1.2. Entities and processes
1.2. Entities and processes
Does reality consist of entities or processes?
The question is puzzling, and no wonder, as it relates to an intricate broader philosophical debate about the nature of reality. Most of us probably think that reality consists of both: entities - by which we mainly refer to concrete objects such as a cat, a table or the Earth - and processes - series of events that have a certain course of development. However, whether we see the world primarily as objects or processes affects how we observe the world.
Take a traffic jam, for example. A traffic jam can be observed as a set of objects (cars), in which case questions are asked about these objects, for example, the number, make and model of cars. Traffic jam can also be observed as a process, and then relevant questions are about the events that create the congestion: when and why the people are driving cars, in which direction they are moving, and how the number of cars affects the flow of traffic?

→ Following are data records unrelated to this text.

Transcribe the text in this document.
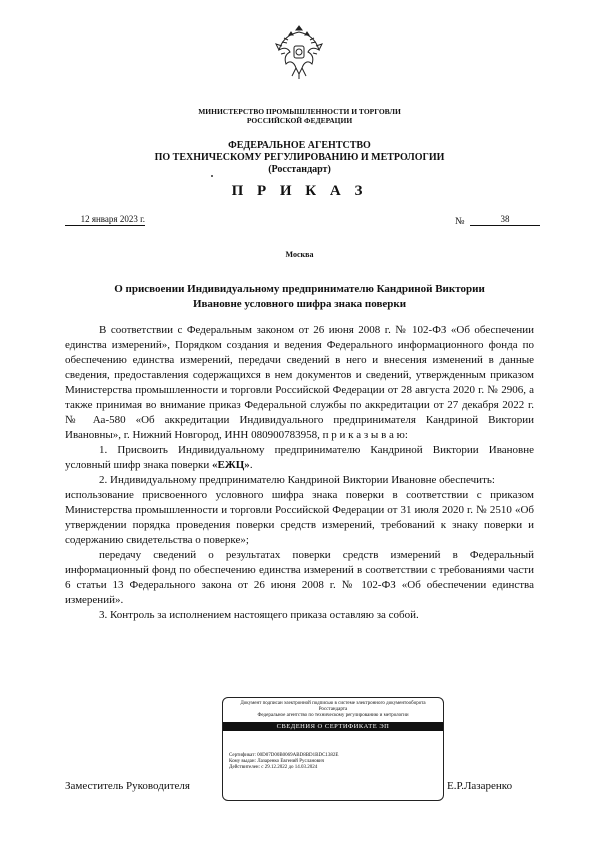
МИНИСТЕРСТВО ПРОМЫШЛЕННОСТИ И ТОРГОВЛИ
РОССИЙСКОЙ ФЕДЕРАЦИИ
ФЕДЕРАЛЬНОЕ АГЕНТСТВО
ПО ТЕХНИЧЕСКОМУ РЕГУЛИРОВАНИЮ И МЕТРОЛОГИИ
(Росстандарт)
П Р И К А З
12 января 2023 г.	№	38
Москва
О присвоении Индивидуальному предпринимателю Кандриной Виктории
Ивановне условного шифра знака поверки

В соответствии с Федеральным законом от 26 июня 2008 г. № 102-ФЗ «Об обеспечении единства измерений», Порядком создания и ведения Федерального информационного фонда по обеспечению единства измерений, передачи сведений в него и внесения изменений в данные сведения, предоставления содержащихся в нем документов и сведений, утвержденным приказом Министерства промышленности и торговли Российской Федерации от 28 августа 2020 г. № 2906, а также принимая во внимание приказ Федеральной службы по аккредитации от 27 декабря 2022 г. № Аа-580 «Об аккредитации Индивидуального предпринимателя Кандриной Виктории Ивановны», г. Нижний Новгород, ИНН 080900783958, п р и к а з ы в а ю:

1. Присвоить Индивидуальному предпринимателю Кандриной Виктории Ивановне условный шифр знака поверки «ЕЖЦ».

2. Индивидуальному предпринимателю Кандриной Виктории Ивановне обеспечить:

использование присвоенного условного шифра знака поверки в соответствии с приказом Министерства промышленности и торговли Российской Федерации от 31 июля 2020 г. № 2510 «Об утверждении порядка проведения поверки средств измерений, требований к знаку поверки и содержанию свидетельства о поверке»;

передачу сведений о результатах поверки средств измерений в Федеральный информационный фонд по обеспечению единства измерений в соответствии с требованиями части 6 статьи 13 Федерального закона от 26 июня 2008 г. № 102-ФЗ «Об обеспечении единства измерений».

3. Контроль за исполнением настоящего приказа оставляю за собой.

Документ подписан электронной подписью в системе электронного документооборота Росстандарта
Федеральное агентство по техническому регулированию и метрологии
СВЕДЕНИЯ О СЕРТИФИКАТЕ ЭП
Сертификат: 00D07D00B0069ABD8BD1BDC1382E
Кому выдан: Лазаренко Евгений Русланович
Действителен: с 29.12.2022 до 14.03.2024
Заместитель Руководителя	Е.Р.Лазаренко
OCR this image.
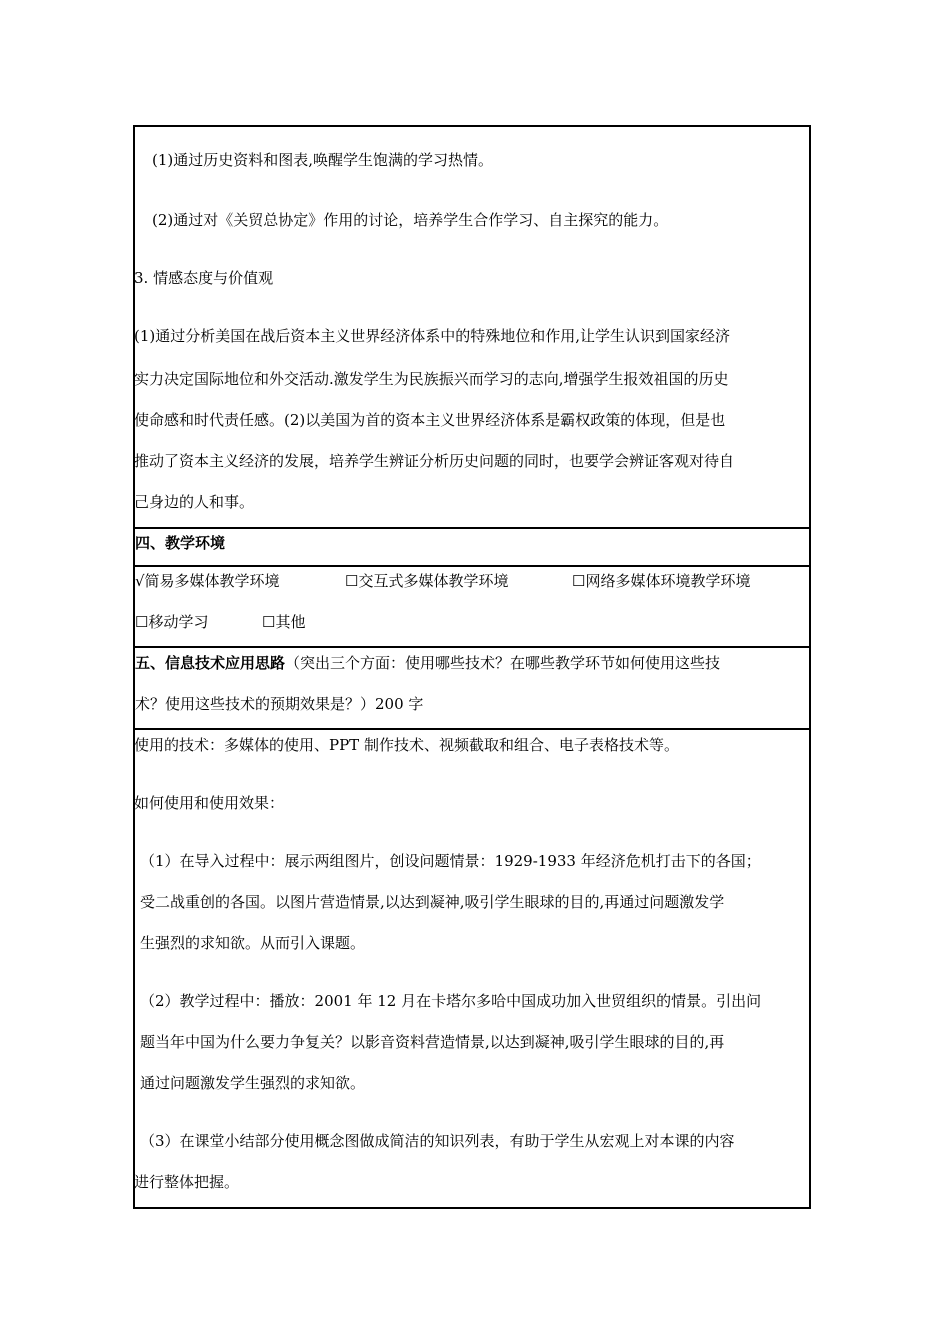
(1)通过历史资料和图表,唤醒学生饱满的学习热情。
(2)通过对《关贸总协定》作用的讨论，培养学生合作学习、自主探究的能力。
3. 情感态度与价值观
(1)通过分析美国在战后资本主义世界经济体系中的特殊地位和作用,让学生认识到国家经济
实力决定国际地位和外交活动.激发学生为民族振兴而学习的志向,增强学生报效祖国的历史
使命感和时代责任感。(2)以美国为首的资本主义世界经济体系是霸权政策的体现，但是也
推动了资本主义经济的发展，培养学生辨证分析历史问题的同时，也要学会辨证客观对待自
己身边的人和事。
四、教学环境
√简易多媒体教学环境	☐交互式多媒体教学环境	☐网络多媒体环境教学环境
☐移动学习	☐其他
五、信息技术应用思路（突出三个方面：使用哪些技术？在哪些教学环节如何使用这些技
术？使用这些技术的预期效果是？）200 字
使用的技术：多媒体的使用、PPT 制作技术、视频截取和组合、电子表格技术等。
如何使用和使用效果：
（1）在导入过程中：展示两组图片，创设问题情景：1929-1933 年经济危机打击下的各国；
受二战重创的各国。以图片营造情景,以达到凝神,吸引学生眼球的目的,再通过问题激发学
生强烈的求知欲。从而引入课题。
（2）教学过程中：播放：2001 年 12 月在卡塔尔多哈中国成功加入世贸组织的情景。引出问
题当年中国为什么要力争复关？以影音资料营造情景,以达到凝神,吸引学生眼球的目的,再
通过问题激发学生强烈的求知欲。
（3）在课堂小结部分使用概念图做成简洁的知识列表，有助于学生从宏观上对本课的内容
进行整体把握。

Western science has tended to focus primarily on properties of objects. The trend has also been to study smaller and smaller objects. In biology, for example, advances have been made in describing the three-dimensional structure of proteins (large biomolecules), down to the level of individual atoms.
When trying to understand systems, it is usually more important to study the interactions between the entities that make up the system, and the processes that result from these interactions, than to describe properties of the entities. However, studying interactions and processes is much more difficult than studying entities. One example is the process by which proteins take on their three-dimensional structure (this process is called protein folding). Although the process is in principle based on simple interactions between atoms, the folding of proteins into a three-dimensional form could only be modelled in 2021, using computers and artificial intelligence.
When it takes the world's most advanced software and computers to model a process that predicts the shape of a single molecule, it is easy to imagine how well we understand the complex processes that are essential for sustainability.
Very poorly.
We don't understand, or at least control, even the functioning of the social systems we have created ourselves, because various economic and political crises surprise us again and again
Add to this the wide-ranging human impact on the Earth's ecosystems, atmosphere, oceans and so on, and the interconnectedness of all these systems, and it becomes clear that we live in a world whose workings we have little knowledge of and whose future we can barely predict.
Yet building a more sustainable future will certainly be easier if we think of the world in terms of interconnected processes and systems, rather than as a mere collection of different entities.